Dynamic parallelism detected inappropriately

Hi,

I’m having a strange issue where my project thinks it needs to link to cudadevrt.lib and use dynamic parallelism whenever I call cudamalloc from a global function.

This is not normal behaviour for cuda since I can create a test project that calls cudamalloc from the gpu and does not trigger dynamic parallelism. But whenever I add the cudamalloc call to my existing (large) project this happens (I see it when I try to build the project and the linked insists I link to cudadevrt.lib. I also see it when I try to debug and get told “CUDA Dynamic Parallelism debugging is not supported in preemption mode. Breakpoints will be disabled”).

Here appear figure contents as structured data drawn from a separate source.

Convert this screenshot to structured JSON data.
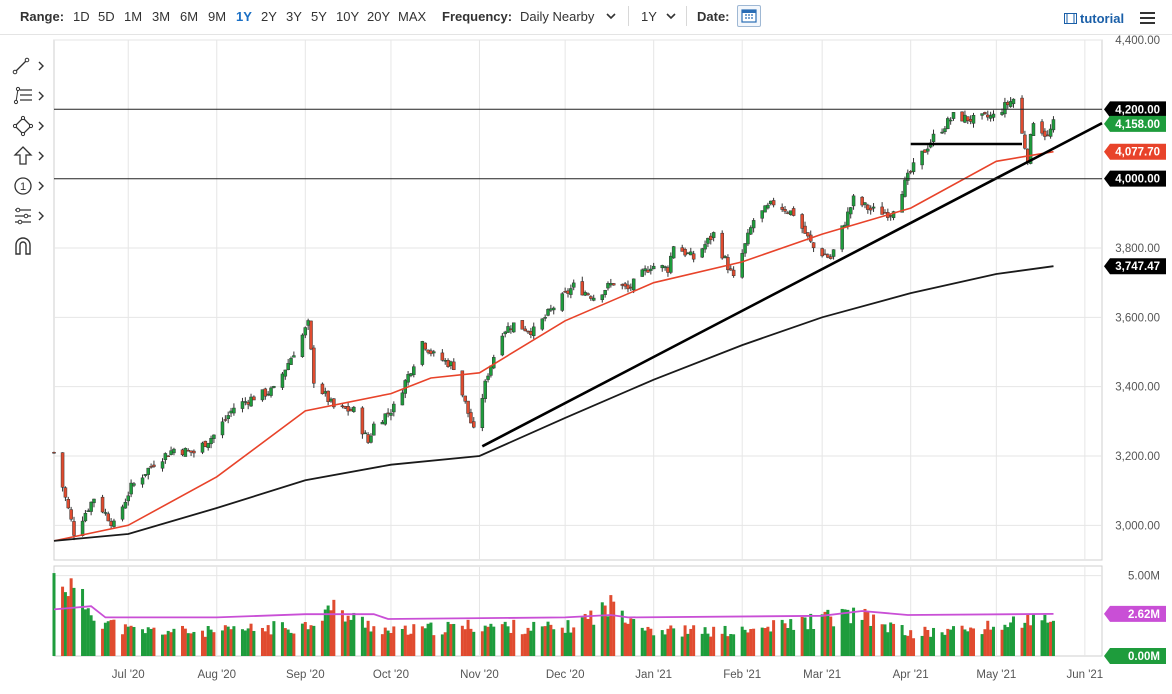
{
  "toolbar": {
    "range_label": "Range:",
    "ranges": [
      "1D",
      "5D",
      "1M",
      "3M",
      "6M",
      "9M",
      "1Y",
      "2Y",
      "3Y",
      "5Y",
      "10Y",
      "20Y",
      "MAX"
    ],
    "active_range": "1Y",
    "frequency_label": "Frequency:",
    "frequency_value": "Daily Nearby",
    "period_value": "1Y",
    "date_label": "Date:",
    "tutorial_label": "tutorial"
  },
  "side_tools": [
    "line-tool-icon",
    "fib-tool-icon",
    "shape-tool-icon",
    "arrow-tool-icon",
    "annotation-tool-icon",
    "pattern-tool-icon",
    "magnet-icon"
  ],
  "side_tools_badge": "1",
  "colors": {
    "up": "#1e9c3c",
    "down": "#e04b2f",
    "ma50": "#e8432a",
    "ma200": "#1a1a1a",
    "volume_avg": "#c94fd6",
    "accent": "#1a6fc4"
  },
  "chart_data": [
    {
      "type": "candlestick",
      "price_axis": {
        "ylim": [
          2900,
          4400
        ],
        "ticks": [
          "4,400.00",
          "3,800.00",
          "3,600.00",
          "3,400.00",
          "3,200.00",
          "3,000.00"
        ],
        "tick_values": [
          4400,
          3800,
          3600,
          3400,
          3200,
          3000
        ]
      },
      "x_axis": {
        "ticks": [
          "Jul '20",
          "Aug '20",
          "Sep '20",
          "Oct '20",
          "Nov '20",
          "Dec '20",
          "Jan '21",
          "Feb '21",
          "Mar '21",
          "Apr '21",
          "May '21",
          "Jun '21"
        ],
        "tick_dates": [
          "2020-07-01",
          "2020-08-01",
          "2020-09-01",
          "2020-10-01",
          "2020-11-01",
          "2020-12-01",
          "2021-01-01",
          "2021-02-01",
          "2021-03-01",
          "2021-04-01",
          "2021-05-01",
          "2021-06-01"
        ],
        "xlim": [
          "2020-06-05",
          "2021-06-07"
        ]
      },
      "close_anchors": [
        [
          "2020-06-05",
          3210
        ],
        [
          "2020-06-12",
          2980
        ],
        [
          "2020-06-19",
          3080
        ],
        [
          "2020-06-26",
          3000
        ],
        [
          "2020-07-02",
          3110
        ],
        [
          "2020-07-10",
          3180
        ],
        [
          "2020-07-17",
          3220
        ],
        [
          "2020-07-24",
          3210
        ],
        [
          "2020-07-31",
          3260
        ],
        [
          "2020-08-07",
          3340
        ],
        [
          "2020-08-14",
          3370
        ],
        [
          "2020-08-21",
          3390
        ],
        [
          "2020-08-28",
          3500
        ],
        [
          "2020-09-02",
          3580
        ],
        [
          "2020-09-04",
          3420
        ],
        [
          "2020-09-11",
          3340
        ],
        [
          "2020-09-18",
          3330
        ],
        [
          "2020-09-23",
          3240
        ],
        [
          "2020-09-25",
          3290
        ],
        [
          "2020-10-02",
          3340
        ],
        [
          "2020-10-09",
          3470
        ],
        [
          "2020-10-12",
          3530
        ],
        [
          "2020-10-16",
          3490
        ],
        [
          "2020-10-23",
          3460
        ],
        [
          "2020-10-30",
          3270
        ],
        [
          "2020-11-04",
          3440
        ],
        [
          "2020-11-09",
          3560
        ],
        [
          "2020-11-13",
          3580
        ],
        [
          "2020-11-20",
          3560
        ],
        [
          "2020-11-27",
          3630
        ],
        [
          "2020-12-04",
          3690
        ],
        [
          "2020-12-11",
          3660
        ],
        [
          "2020-12-18",
          3700
        ],
        [
          "2020-12-23",
          3680
        ],
        [
          "2020-12-31",
          3750
        ],
        [
          "2021-01-06",
          3740
        ],
        [
          "2021-01-08",
          3810
        ],
        [
          "2021-01-15",
          3770
        ],
        [
          "2021-01-22",
          3840
        ],
        [
          "2021-01-29",
          3710
        ],
        [
          "2021-02-05",
          3880
        ],
        [
          "2021-02-12",
          3930
        ],
        [
          "2021-02-19",
          3900
        ],
        [
          "2021-02-26",
          3800
        ],
        [
          "2021-03-04",
          3770
        ],
        [
          "2021-03-12",
          3940
        ],
        [
          "2021-03-18",
          3910
        ],
        [
          "2021-03-25",
          3900
        ],
        [
          "2021-04-01",
          4020
        ],
        [
          "2021-04-09",
          4120
        ],
        [
          "2021-04-16",
          4180
        ],
        [
          "2021-04-23",
          4170
        ],
        [
          "2021-04-30",
          4180
        ],
        [
          "2021-05-07",
          4230
        ],
        [
          "2021-05-12",
          4060
        ],
        [
          "2021-05-14",
          4170
        ],
        [
          "2021-05-19",
          4120
        ],
        [
          "2021-05-21",
          4158
        ]
      ],
      "overlays": [
        {
          "name": "ma50",
          "values": [
            [
              "2020-06-05",
              2955
            ],
            [
              "2020-07-01",
              3000
            ],
            [
              "2020-08-01",
              3140
            ],
            [
              "2020-09-01",
              3330
            ],
            [
              "2020-10-01",
              3380
            ],
            [
              "2020-10-15",
              3425
            ],
            [
              "2020-11-01",
              3440
            ],
            [
              "2020-12-01",
              3590
            ],
            [
              "2021-01-01",
              3700
            ],
            [
              "2021-02-01",
              3760
            ],
            [
              "2021-03-01",
              3840
            ],
            [
              "2021-04-01",
              3915
            ],
            [
              "2021-05-01",
              4050
            ],
            [
              "2021-05-21",
              4077.7
            ]
          ]
        },
        {
          "name": "ma200",
          "values": [
            [
              "2020-06-05",
              2955
            ],
            [
              "2020-07-01",
              2975
            ],
            [
              "2020-08-01",
              3050
            ],
            [
              "2020-09-01",
              3130
            ],
            [
              "2020-10-01",
              3175
            ],
            [
              "2020-11-01",
              3200
            ],
            [
              "2020-12-01",
              3310
            ],
            [
              "2021-01-01",
              3420
            ],
            [
              "2021-02-01",
              3520
            ],
            [
              "2021-03-01",
              3600
            ],
            [
              "2021-04-01",
              3670
            ],
            [
              "2021-05-01",
              3725
            ],
            [
              "2021-05-21",
              3747.47
            ]
          ]
        },
        {
          "name": "trendline",
          "values": [
            [
              "2020-11-02",
              3228
            ],
            [
              "2021-06-07",
              4160
            ]
          ]
        },
        {
          "name": "hline-4200",
          "values": [
            [
              "2020-06-05",
              4200
            ],
            [
              "2021-06-07",
              4200
            ]
          ]
        },
        {
          "name": "hline-4000",
          "values": [
            [
              "2020-06-05",
              4000
            ],
            [
              "2021-06-07",
              4000
            ]
          ]
        },
        {
          "name": "box-line",
          "values": [
            [
              "2021-04-01",
              4100
            ],
            [
              "2021-05-10",
              4100
            ]
          ]
        }
      ],
      "price_labels": [
        {
          "text": "4,200.00",
          "value": 4200,
          "color": "#000000"
        },
        {
          "text": "4,158.00",
          "value": 4158,
          "color": "#1e9c3c"
        },
        {
          "text": "4,077.70",
          "value": 4077.7,
          "color": "#e8432a"
        },
        {
          "text": "4,000.00",
          "value": 4000,
          "color": "#000000"
        },
        {
          "text": "3,747.47",
          "value": 3747.47,
          "color": "#000000"
        }
      ]
    },
    {
      "type": "bar",
      "ylim": [
        0,
        5.6
      ],
      "ticks": [
        "5.00M"
      ],
      "tick_values": [
        5.0
      ],
      "avg_label": {
        "text": "2.62M",
        "value": 2.62,
        "color": "#c94fd6"
      },
      "zero_label": {
        "text": "0.00M",
        "value": 0,
        "color": "#1e9c3c"
      },
      "volume_anchors": [
        [
          "2020-06-08",
          4.8
        ],
        [
          "2020-06-15",
          3.4
        ],
        [
          "2020-06-22",
          2.2
        ],
        [
          "2020-07-01",
          1.6
        ],
        [
          "2020-08-01",
          1.5
        ],
        [
          "2020-09-01",
          1.9
        ],
        [
          "2020-09-10",
          3.0
        ],
        [
          "2020-09-18",
          2.3
        ],
        [
          "2020-10-01",
          1.5
        ],
        [
          "2020-11-01",
          1.9
        ],
        [
          "2020-12-01",
          1.7
        ],
        [
          "2020-12-18",
          3.2
        ],
        [
          "2021-01-01",
          1.6
        ],
        [
          "2021-02-01",
          1.5
        ],
        [
          "2021-03-01",
          2.3
        ],
        [
          "2021-03-12",
          2.6
        ],
        [
          "2021-04-01",
          1.4
        ],
        [
          "2021-05-01",
          1.8
        ],
        [
          "2021-05-12",
          2.3
        ],
        [
          "2021-05-21",
          2.0
        ]
      ],
      "avg_anchors": [
        [
          "2020-06-05",
          2.9
        ],
        [
          "2020-06-18",
          3.1
        ],
        [
          "2020-06-23",
          2.4
        ],
        [
          "2020-08-01",
          2.4
        ],
        [
          "2020-09-01",
          2.6
        ],
        [
          "2020-09-25",
          2.6
        ],
        [
          "2020-09-30",
          2.3
        ],
        [
          "2020-12-01",
          2.4
        ],
        [
          "2020-12-17",
          2.55
        ],
        [
          "2020-12-23",
          2.4
        ],
        [
          "2021-03-01",
          2.5
        ],
        [
          "2021-03-15",
          2.8
        ],
        [
          "2021-03-31",
          2.55
        ],
        [
          "2021-05-21",
          2.62
        ]
      ]
    }
  ]
}
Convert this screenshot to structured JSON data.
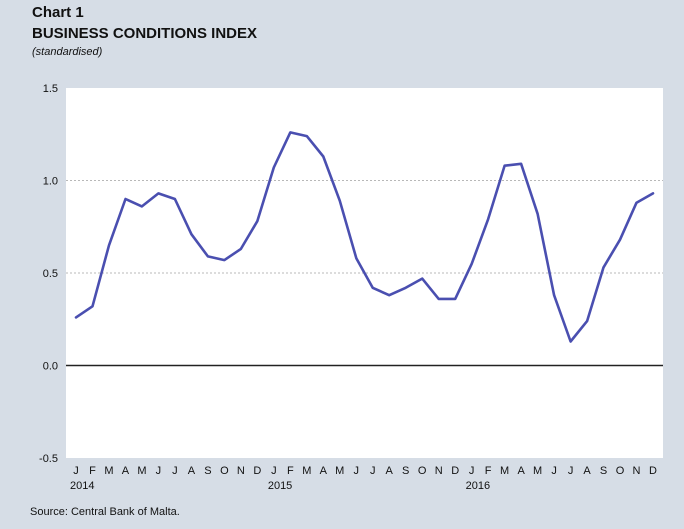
{
  "header": {
    "chart_label": "Chart 1",
    "title": "BUSINESS CONDITIONS INDEX",
    "subtitle": "(standardised)"
  },
  "source": "Source: Central Bank of Malta.",
  "colors": {
    "line": "#4a4fb0",
    "plot_bg": "#ffffff",
    "page_bg": "#d6dde6",
    "grid": "#b8b8b8",
    "zero_line": "#222222"
  },
  "chart_data": {
    "type": "line",
    "title": "BUSINESS CONDITIONS INDEX",
    "subtitle": "(standardised)",
    "xlabel": "",
    "ylabel": "",
    "ylim": [
      -0.5,
      1.5
    ],
    "yticks": [
      "1.5",
      "1.0",
      "0.5",
      "0.0",
      "-0.5"
    ],
    "grid": true,
    "month_labels": [
      "J",
      "F",
      "M",
      "A",
      "M",
      "J",
      "J",
      "A",
      "S",
      "O",
      "N",
      "D",
      "J",
      "F",
      "M",
      "A",
      "M",
      "J",
      "J",
      "A",
      "S",
      "O",
      "N",
      "D",
      "J",
      "F",
      "M",
      "A",
      "M",
      "J",
      "J",
      "A",
      "S",
      "O",
      "N",
      "D"
    ],
    "year_labels": [
      {
        "index": 0,
        "label": "2014"
      },
      {
        "index": 12,
        "label": "2015"
      },
      {
        "index": 24,
        "label": "2016"
      }
    ],
    "series": [
      {
        "values": [
          0.26,
          0.32,
          0.65,
          0.9,
          0.86,
          0.93,
          0.9,
          0.71,
          0.59,
          0.57,
          0.63,
          0.78,
          1.07,
          1.26,
          1.24,
          1.13,
          0.89,
          0.58,
          0.42,
          0.38,
          0.42,
          0.47,
          0.36,
          0.36,
          0.55,
          0.79,
          1.08,
          1.09,
          0.82,
          0.38,
          0.13,
          0.24,
          0.53,
          0.68,
          0.88,
          0.93
        ]
      }
    ]
  }
}
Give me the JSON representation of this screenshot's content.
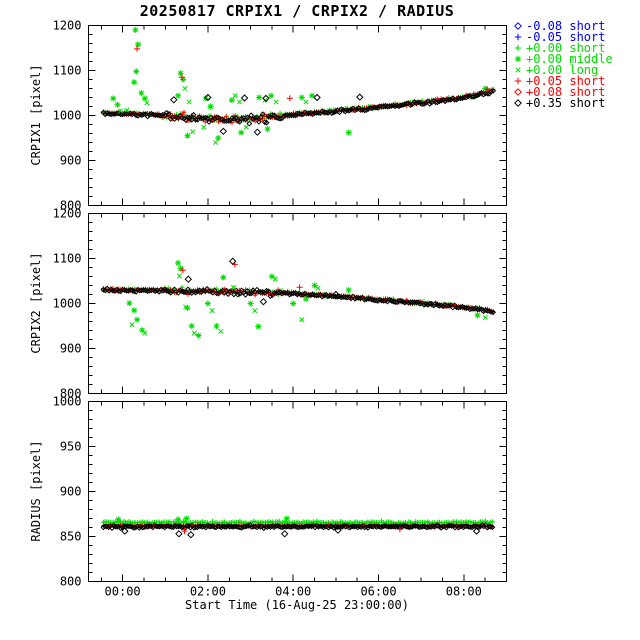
{
  "title": "20250817 CRPIX1 / CRPIX2 / RADIUS",
  "xlabel": "Start Time (16-Aug-25 23:00:00)",
  "colors": {
    "black": "#000000",
    "blue": "#0000ff",
    "green": "#00dd00",
    "red": "#ff0000"
  },
  "x_axis": {
    "range": [
      0.2,
      10.0
    ],
    "unit": "hours since 23:00",
    "major_ticks": [
      {
        "value": 1,
        "label": "00:00"
      },
      {
        "value": 3,
        "label": "02:00"
      },
      {
        "value": 5,
        "label": "04:00"
      },
      {
        "value": 7,
        "label": "06:00"
      },
      {
        "value": 9,
        "label": "08:00"
      }
    ],
    "minor_step": 0.5
  },
  "legend": [
    {
      "symbol": "diamond",
      "color": "blue",
      "label": "-0.08 short"
    },
    {
      "symbol": "plus",
      "color": "blue",
      "label": "-0.05 short"
    },
    {
      "symbol": "plus",
      "color": "green",
      "label": "+0.00 short"
    },
    {
      "symbol": "asterisk",
      "color": "green",
      "label": "+0.00 middle"
    },
    {
      "symbol": "x",
      "color": "green",
      "label": "+0.00 long"
    },
    {
      "symbol": "plus",
      "color": "red",
      "label": "+0.05 short"
    },
    {
      "symbol": "diamond",
      "color": "red",
      "label": "+0.08 short"
    },
    {
      "symbol": "diamond",
      "color": "black",
      "label": "+0.35 short"
    }
  ],
  "chart_data": [
    {
      "type": "scatter",
      "ylabel": "CRPIX1 [pixel]",
      "ylim": [
        800,
        1200
      ],
      "ymajor": [
        800,
        900,
        1000,
        1100,
        1200
      ],
      "yminor_step": 20,
      "band": {
        "x_from": 0.55,
        "x_to": 9.7,
        "step": 0.045,
        "jitter": 3.5,
        "noisy": [
          {
            "from": 1.9,
            "to": 4.7,
            "factor": 2.3
          }
        ],
        "trend": [
          [
            0.55,
            1005
          ],
          [
            1.2,
            1003
          ],
          [
            1.8,
            1000
          ],
          [
            2.4,
            996
          ],
          [
            3.0,
            992
          ],
          [
            3.6,
            990
          ],
          [
            4.2,
            992
          ],
          [
            4.7,
            996
          ],
          [
            5.0,
            1001
          ],
          [
            5.5,
            1005
          ],
          [
            6.0,
            1009
          ],
          [
            6.5,
            1013
          ],
          [
            7.0,
            1018
          ],
          [
            7.5,
            1023
          ],
          [
            8.0,
            1028
          ],
          [
            8.5,
            1033
          ],
          [
            9.0,
            1040
          ],
          [
            9.3,
            1045
          ],
          [
            9.55,
            1051
          ],
          [
            9.7,
            1056
          ]
        ],
        "series": [
          {
            "color": "green",
            "symbol": "plus",
            "offset": 2,
            "size": 2.5
          },
          {
            "color": "red",
            "symbol": "plus",
            "offset": 0.8,
            "size": 2.3
          },
          {
            "color": "black",
            "symbol": "diamond",
            "offset": 0,
            "size": 2.2
          }
        ]
      },
      "outliers": [
        {
          "color": "green",
          "symbol": "asterisk",
          "points": [
            [
              0.78,
              1038
            ],
            [
              0.88,
              1024
            ],
            [
              1.3,
              1190
            ],
            [
              1.36,
              1158
            ],
            [
              1.32,
              1098
            ],
            [
              1.27,
              1074
            ],
            [
              1.44,
              1050
            ],
            [
              1.52,
              1038
            ],
            [
              2.36,
              1094
            ],
            [
              2.42,
              1080
            ],
            [
              2.3,
              1044
            ],
            [
              2.52,
              955
            ],
            [
              2.95,
              1038
            ],
            [
              3.06,
              1020
            ],
            [
              3.24,
              950
            ],
            [
              3.56,
              1034
            ],
            [
              3.78,
              962
            ],
            [
              4.2,
              1040
            ],
            [
              4.48,
              1044
            ],
            [
              4.4,
              970
            ],
            [
              5.2,
              1040
            ],
            [
              5.44,
              1044
            ],
            [
              6.3,
              962
            ],
            [
              9.5,
              1060
            ]
          ]
        },
        {
          "color": "green",
          "symbol": "x",
          "points": [
            [
              0.95,
              1010
            ],
            [
              1.1,
              1012
            ],
            [
              1.57,
              1028
            ],
            [
              2.46,
              1060
            ],
            [
              2.56,
              1030
            ],
            [
              2.64,
              964
            ],
            [
              2.9,
              974
            ],
            [
              3.18,
              940
            ],
            [
              3.64,
              1044
            ],
            [
              3.74,
              1030
            ],
            [
              3.9,
              974
            ],
            [
              4.34,
              1034
            ],
            [
              4.6,
              1030
            ],
            [
              5.3,
              1030
            ]
          ]
        },
        {
          "color": "red",
          "symbol": "plus",
          "points": [
            [
              2.39,
              1085
            ],
            [
              1.34,
              1148
            ],
            [
              4.92,
              1038
            ],
            [
              9.55,
              1058
            ]
          ]
        },
        {
          "color": "black",
          "symbol": "diamond",
          "points": [
            [
              2.2,
              1035
            ],
            [
              3.0,
              1040
            ],
            [
              3.86,
              1039
            ],
            [
              4.36,
              1038
            ],
            [
              5.56,
              1040
            ],
            [
              6.56,
              1041
            ],
            [
              3.36,
              965
            ],
            [
              4.16,
              963
            ]
          ]
        }
      ]
    },
    {
      "type": "scatter",
      "ylabel": "CRPIX2 [pixel]",
      "ylim": [
        800,
        1200
      ],
      "ymajor": [
        800,
        900,
        1000,
        1100,
        1200
      ],
      "yminor_step": 20,
      "band": {
        "x_from": 0.55,
        "x_to": 9.7,
        "step": 0.045,
        "jitter": 3.2,
        "noisy": [
          {
            "from": 1.9,
            "to": 4.7,
            "factor": 1.9
          }
        ],
        "trend": [
          [
            0.55,
            1030
          ],
          [
            1.5,
            1029
          ],
          [
            2.5,
            1027
          ],
          [
            3.5,
            1026
          ],
          [
            4.5,
            1024
          ],
          [
            5.0,
            1022
          ],
          [
            5.5,
            1019
          ],
          [
            6.0,
            1016
          ],
          [
            6.5,
            1012
          ],
          [
            7.0,
            1008
          ],
          [
            7.5,
            1004
          ],
          [
            8.0,
            1000
          ],
          [
            8.5,
            996
          ],
          [
            9.0,
            991
          ],
          [
            9.3,
            988
          ],
          [
            9.55,
            984
          ],
          [
            9.7,
            981
          ]
        ],
        "series": [
          {
            "color": "green",
            "symbol": "plus",
            "offset": 1.5,
            "size": 2.5
          },
          {
            "color": "red",
            "symbol": "plus",
            "offset": 0.8,
            "size": 2.3
          },
          {
            "color": "black",
            "symbol": "diamond",
            "offset": 0,
            "size": 2.2
          }
        ]
      },
      "outliers": [
        {
          "color": "green",
          "symbol": "asterisk",
          "points": [
            [
              1.16,
              1001
            ],
            [
              1.27,
              985
            ],
            [
              1.46,
              941
            ],
            [
              1.34,
              964
            ],
            [
              2.3,
              1090
            ],
            [
              2.36,
              1078
            ],
            [
              2.52,
              990
            ],
            [
              2.62,
              950
            ],
            [
              2.78,
              929
            ],
            [
              3.0,
              1000
            ],
            [
              3.2,
              950
            ],
            [
              3.36,
              1058
            ],
            [
              4.0,
              1000
            ],
            [
              4.18,
              949
            ],
            [
              4.5,
              1060
            ],
            [
              5.0,
              1000
            ],
            [
              5.3,
              1010
            ],
            [
              5.5,
              1040
            ],
            [
              6.3,
              1030
            ],
            [
              9.32,
              974
            ]
          ]
        },
        {
          "color": "green",
          "symbol": "x",
          "points": [
            [
              1.22,
              953
            ],
            [
              1.52,
              934
            ],
            [
              2.33,
              1061
            ],
            [
              2.48,
              992
            ],
            [
              2.68,
              934
            ],
            [
              3.1,
              984
            ],
            [
              3.3,
              938
            ],
            [
              3.6,
              1036
            ],
            [
              4.1,
              984
            ],
            [
              4.58,
              1054
            ],
            [
              5.2,
              964
            ],
            [
              5.58,
              1034
            ],
            [
              9.5,
              969
            ]
          ]
        },
        {
          "color": "red",
          "symbol": "plus",
          "points": [
            [
              3.63,
              1087
            ],
            [
              2.41,
              1074
            ],
            [
              5.15,
              1036
            ]
          ]
        },
        {
          "color": "black",
          "symbol": "diamond",
          "points": [
            [
              3.58,
              1094
            ],
            [
              2.54,
              1054
            ],
            [
              4.3,
              1004
            ],
            [
              6.0,
              1020
            ]
          ]
        }
      ]
    },
    {
      "type": "scatter",
      "ylabel": "RADIUS [pixel]",
      "ylim": [
        800,
        1000
      ],
      "ymajor": [
        800,
        850,
        900,
        950,
        1000
      ],
      "yminor_step": 10,
      "band": {
        "x_from": 0.55,
        "x_to": 9.7,
        "step": 0.04,
        "jitter": 1.4,
        "noisy": [],
        "trend": [
          [
            0.55,
            861
          ],
          [
            9.7,
            861
          ]
        ],
        "series": [
          {
            "color": "green",
            "symbol": "plus",
            "offset": 4.5,
            "size": 2.5
          },
          {
            "color": "red",
            "symbol": "plus",
            "offset": 1,
            "size": 2.2
          },
          {
            "color": "black",
            "symbol": "diamond",
            "offset": 0,
            "size": 2.2
          }
        ]
      },
      "outliers": [
        {
          "color": "green",
          "symbol": "asterisk",
          "points": [
            [
              0.9,
              869
            ],
            [
              2.3,
              869
            ],
            [
              2.5,
              870
            ],
            [
              4.85,
              870
            ]
          ]
        },
        {
          "color": "red",
          "symbol": "plus",
          "points": [
            [
              2.45,
              856
            ],
            [
              7.5,
              858
            ]
          ]
        },
        {
          "color": "black",
          "symbol": "diamond",
          "points": [
            [
              1.05,
              856
            ],
            [
              2.32,
              853
            ],
            [
              2.6,
              852
            ],
            [
              4.8,
              853
            ],
            [
              6.05,
              857
            ],
            [
              9.3,
              856
            ]
          ]
        }
      ]
    }
  ]
}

I have no idea what’s causing this. I verified I don’t see this in new projects with the simple code:

__global__ void Test()
{
	void* ptr;
	cudaMalloc(&ptr, 100);
}

void main()
{
	Test << < 1, 1 >> > ();
}

Has anyone else had this issue before? I can’t see why this is happening to my existing project, literally adding a cudaMalloc function in the main global of my project will trigger the Dynamic Parallelism mode. Any ideas?

If you want to use the runtime API on the device, you are supposed to link against the device runtime (-lcudadevrt).

The fact that you found a case where it seems like you didn’t have to do this is besides the point. (It is, actually, another bug)

This is not “triggering the Dynamic Parallelism mode”. This is simply what is required to use the runtime API calls inside of device code.

Regarding this:

"I also see it when I try to debug and get told “CUDA Dynamic Parallelism debugging is not supported in preemption mode.”

You might want to file a bug against nsight VSE, with a sample project that includes the device runtime but involves no device-side launches.

Here’s a minimal working example of the issue. It turns out to be calling cudaFree from the device

#include <stdio.h>
#include <math.h>
#include <cuda_runtime.h>
#include <curand_kernel.h>
#include <curand.h>
#include "device_launch_parameters.h"

__global__ void Test()
{
	void* ptr;
	cudaMalloc(&ptr, 100);
	cudaFree(ptr);
}

void main()
{
	Test << < 1, 1 >> > ();
}

If you try to debug the global function Test you will get the error “CUDA Dynamic Parallelism debugging is not supported in preemption mode. Breakpoints will be disabled.”.

Is it illegal to call cudaFree from a kernel? Or is this only possible when dynamic parallelism is used?

Note the following code will debug fine using new / delete operators. What’s the difference here? Is this a bug?

#include <stdio.h>
#include <math.h>
#include <cuda_runtime.h>
#include <curand_kernel.h>
#include <curand.h>
#include "device_launch_parameters.h"

class MyClass
{
public:
	int x;
};

__global__ void Test()
{
	MyClass* obj = new MyClass();
	obj->x = 4;
	delete obj;
}

void main()
{
	Test << < 1, 1 >> > ();
}

It seems this is a bug. I’m trying to submit a bug report but always get message “An error occurred while processing your request.”. Is the bug reporting system down?

It’s not down, its just hard to use.

File an empty bug report first. Then add content. It may be simpler just to link to this thread.

Thanks, tried this now but even with minimal fields completed it fails. Will try again in a couple of days as it seems to be down.

Hi

Despite reporting this bug in May last year and providing a repeatable example of the problem there has been no proper response from nvidia. This is disappointing and it feels like the Windows platform is not being properly supported. My application needs .net integration so i can’t move to linux to avoid this.

Any suggestions on how to escalate this bug?

Thanks

What is the bug number? I can’t make any promises, but I can take a look at it.

It is 1938562. Thank you i appreciate your time and assistance.

I’ve put a question internally into the bug. If I get anything meaningful to report, I will report back.